HIST-LIT 90FW: Carceral Empire

Semester: 

Spring

Offered: 

2023

Instructor: Balraj Gill
Meeting time: Thursday, 9:45-11:45 am

Carceral EmpireMass incarceration is a catastrophe in the United States, especially affecting Black, Indigenous, Latinx, and poor communities. Different forms of carceral confinements have long been an integral part of the formation of the United States and other settler colonies in the Americas. In this course, we will focus on the history of Indigenous confinements.
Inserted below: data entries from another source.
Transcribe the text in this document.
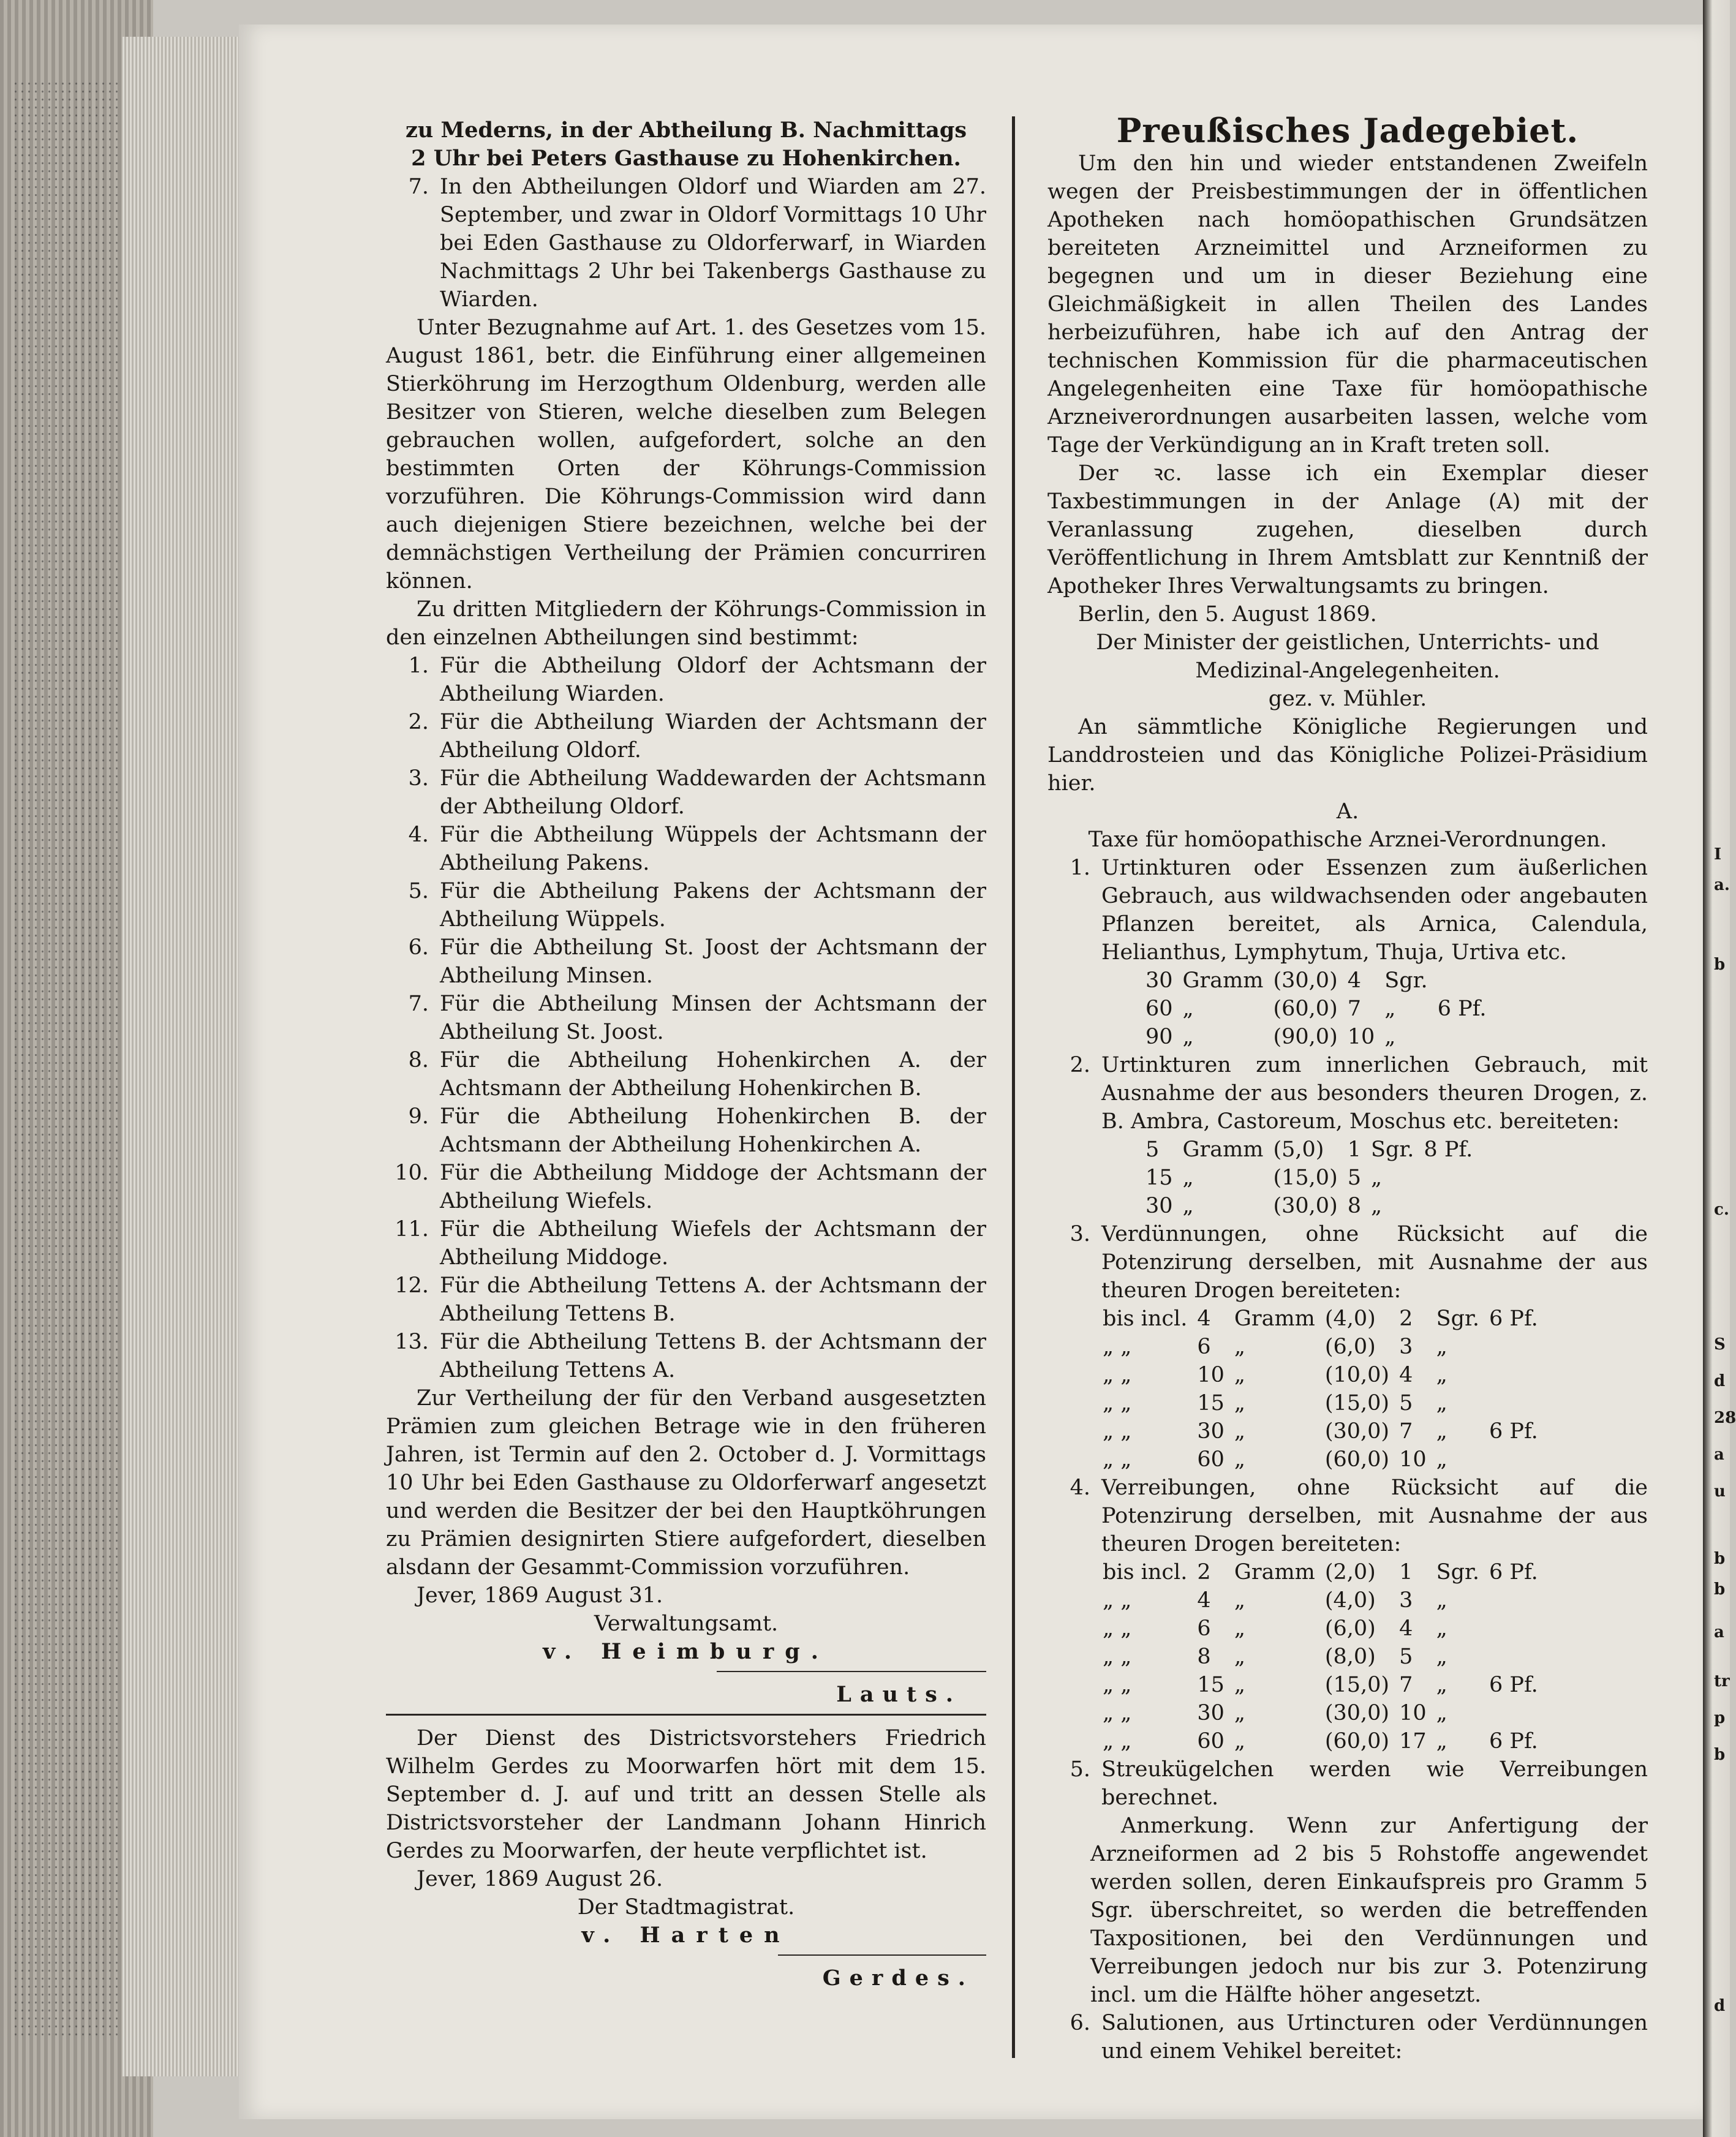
I
a.
b
c.
S
d
28
a
u
b
b
a
tr
p
b
d

zu Mederns, in der Abtheilung B. Nachmittags

2 Uhr bei Peters Gasthause zu Hohenkirchen.

7. In den Abtheilungen Oldorf und Wiarden am 27. September, und zwar in Oldorf Vormittags 10 Uhr bei Eden Gasthause zu Oldorferwarf, in Wiarden Nachmittags 2 Uhr bei Takenbergs Gasthause zu Wiarden.

Unter Bezugnahme auf Art. 1. des Gesetzes vom 15. August 1861, betr. die Einführung einer allgemeinen Stierköhrung im Herzogthum Oldenburg, werden alle Besitzer von Stieren, welche dieselben zum Belegen gebrauchen wollen, aufgefordert, solche an den bestimmten Orten der Köhrungs-Commission vorzuführen. Die Köhrungs-Commission wird dann auch diejenigen Stiere bezeichnen, welche bei der demnächstigen Vertheilung der Prämien concurriren können.

Zu dritten Mitgliedern der Köhrungs-Commission in den einzelnen Abtheilungen sind bestimmt:

1. Für die Abtheilung Oldorf der Achtsmann der Abtheilung Wiarden.
2. Für die Abtheilung Wiarden der Achtsmann der Abtheilung Oldorf.
3. Für die Abtheilung Waddewarden der Achtsmann der Abtheilung Oldorf.
4. Für die Abtheilung Wüppels der Achtsmann der Abtheilung Pakens.
5. Für die Abtheilung Pakens der Achtsmann der Abtheilung Wüppels.
6. Für die Abtheilung St. Joost der Achtsmann der Abtheilung Minsen.
7. Für die Abtheilung Minsen der Achtsmann der Abtheilung St. Joost.
8. Für die Abtheilung Hohenkirchen A. der Achtsmann der Abtheilung Hohenkirchen B.
9. Für die Abtheilung Hohenkirchen B. der Achtsmann der Abtheilung Hohenkirchen A.
10. Für die Abtheilung Middoge der Achtsmann der Abtheilung Wiefels.
11. Für die Abtheilung Wiefels der Achtsmann der Abtheilung Middoge.
12. Für die Abtheilung Tettens A. der Achtsmann der Abtheilung Tettens B.
13. Für die Abtheilung Tettens B. der Achtsmann der Abtheilung Tettens A.

Zur Vertheilung der für den Verband ausgesetzten Prämien zum gleichen Betrage wie in den früheren Jahren, ist Termin auf den 2. October d. J. Vormittags 10 Uhr bei Eden Gasthause zu Oldorferwarf angesetzt und werden die Besitzer der bei den Hauptköhrungen zu Prämien designirten Stiere aufgefordert, dieselben alsdann der Gesammt-Commission vorzuführen.

Jever, 1869 August 31.

Verwaltungsamt.

v. Heimburg.

Lauts.

Der Dienst des Districtsvorstehers Friedrich Wilhelm Gerdes zu Moorwarfen hört mit dem 15. September d. J. auf und tritt an dessen Stelle als Districtsvorsteher der Landmann Johann Hinrich Gerdes zu Moorwarfen, der heute verpflichtet ist.

Jever, 1869 August 26.

Der Stadtmagistrat.

v. Harten

Gerdes.

Preußisches Jadegebiet.

Um den hin und wieder entstandenen Zweifeln wegen der Preisbestimmungen der in öffentlichen Apotheken nach homöopathischen Grundsätzen bereiteten Arzneimittel und Arzneiformen zu begegnen und um in dieser Beziehung eine Gleichmäßigkeit in allen Theilen des Landes herbeizuführen, habe ich auf den Antrag der technischen Kommission für die pharmaceutischen Angelegenheiten eine Taxe für homöopathische Arzneiverordnungen ausarbeiten lassen, welche vom Tage der Verkündigung an in Kraft treten soll.

Der ꝛc. lasse ich ein Exemplar dieser Taxbestimmungen in der Anlage (A) mit der Veranlassung zugehen, dieselben durch Veröffentlichung in Ihrem Amtsblatt zur Kenntniß der Apotheker Ihres Verwaltungsamts zu bringen.

Berlin, den 5. August 1869.

Der Minister der geistlichen, Unterrichts- und Medizinal-Angelegenheiten.

gez. v. Mühler.

An sämmtliche Königliche Regierungen und Landdrosteien und das Königliche Polizei-Präsidium hier.

A.

Taxe für homöopathische Arznei-Verordnungen.

1. Urtinkturen oder Essenzen zum äußerlichen Gebrauch, aus wildwachsenden oder angebauten Pflanzen bereitet, als Arnica, Calendula, Helianthus, Lymphytum, Thuja, Urtiva etc.
30	Gramm	(30,0)	4	Sgr.	
60	„	(60,0)	7	„	6 Pf.
90	„	(90,0)	10	„	
2. Urtinkturen zum innerlichen Gebrauch, mit Ausnahme der aus besonders theuren Drogen, z. B. Ambra, Castoreum, Moschus etc. bereiteten:
5	Gramm	(5,0)	1	Sgr.	8 Pf.
15	„	(15,0)	5	„	
30	„	(30,0)	8	„	
3. Verdünnungen, ohne Rücksicht auf die Potenzirung derselben, mit Ausnahme der aus theuren Drogen bereiteten:
bis incl.	4	Gramm	(4,0)	2	Sgr.	6 Pf.
„ „	6	„	(6,0)	3	„	
„ „	10	„	(10,0)	4	„	
„ „	15	„	(15,0)	5	„	
„ „	30	„	(30,0)	7	„	6 Pf.
„ „	60	„	(60,0)	10	„	
4. Verreibungen, ohne Rücksicht auf die Potenzirung derselben, mit Ausnahme der aus theuren Drogen bereiteten:
bis incl.	2	Gramm	(2,0)	1	Sgr.	6 Pf.
„ „	4	„	(4,0)	3	„	
„ „	6	„	(6,0)	4	„	
„ „	8	„	(8,0)	5	„	
„ „	15	„	(15,0)	7	„	6 Pf.
„ „	30	„	(30,0)	10	„	
„ „	60	„	(60,0)	17	„	6 Pf.
5. Streukügelchen werden wie Verreibungen berechnet.

Anmerkung. Wenn zur Anfertigung der Arzneiformen ad 2 bis 5 Rohstoffe angewendet werden sollen, deren Einkaufspreis pro Gramm 5 Sgr. überschreitet, so werden die betreffenden Taxpositionen, bei den Verdünnungen und Verreibungen jedoch nur bis zur 3. Potenzirung incl. um die Hälfte höher angesetzt.

6. Salutionen, aus Urtincturen oder Verdünnungen und einem Vehikel bereitet:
While the incarceration of Indigenous peoples today resembles the incarceration of other minoritized peoples, it has similar and distinct historical genealogies that can be traced to coercive practices designed to exploit their labor and eliminate lifeways, knowledge systems, tribal identification, and relationships with homelands. From the enslavement of Taíno people in the fifteenth century, to the formation of reservations and reserves in the United States and Canada in the nineteenth century, to the high rates of Indigenous incarceration today, we will draw on the works of artists, literary authors, historians, anthropologists, sociologists, political scientists, and critical theorists alongside historical documents to study the relationship between Indigenous confinements and the formation of settler-imperial states. We will consider the development of carceral technologies, the embodied experience of being confined, and the different ways Indigenous communities have resisted and survived carceral empires.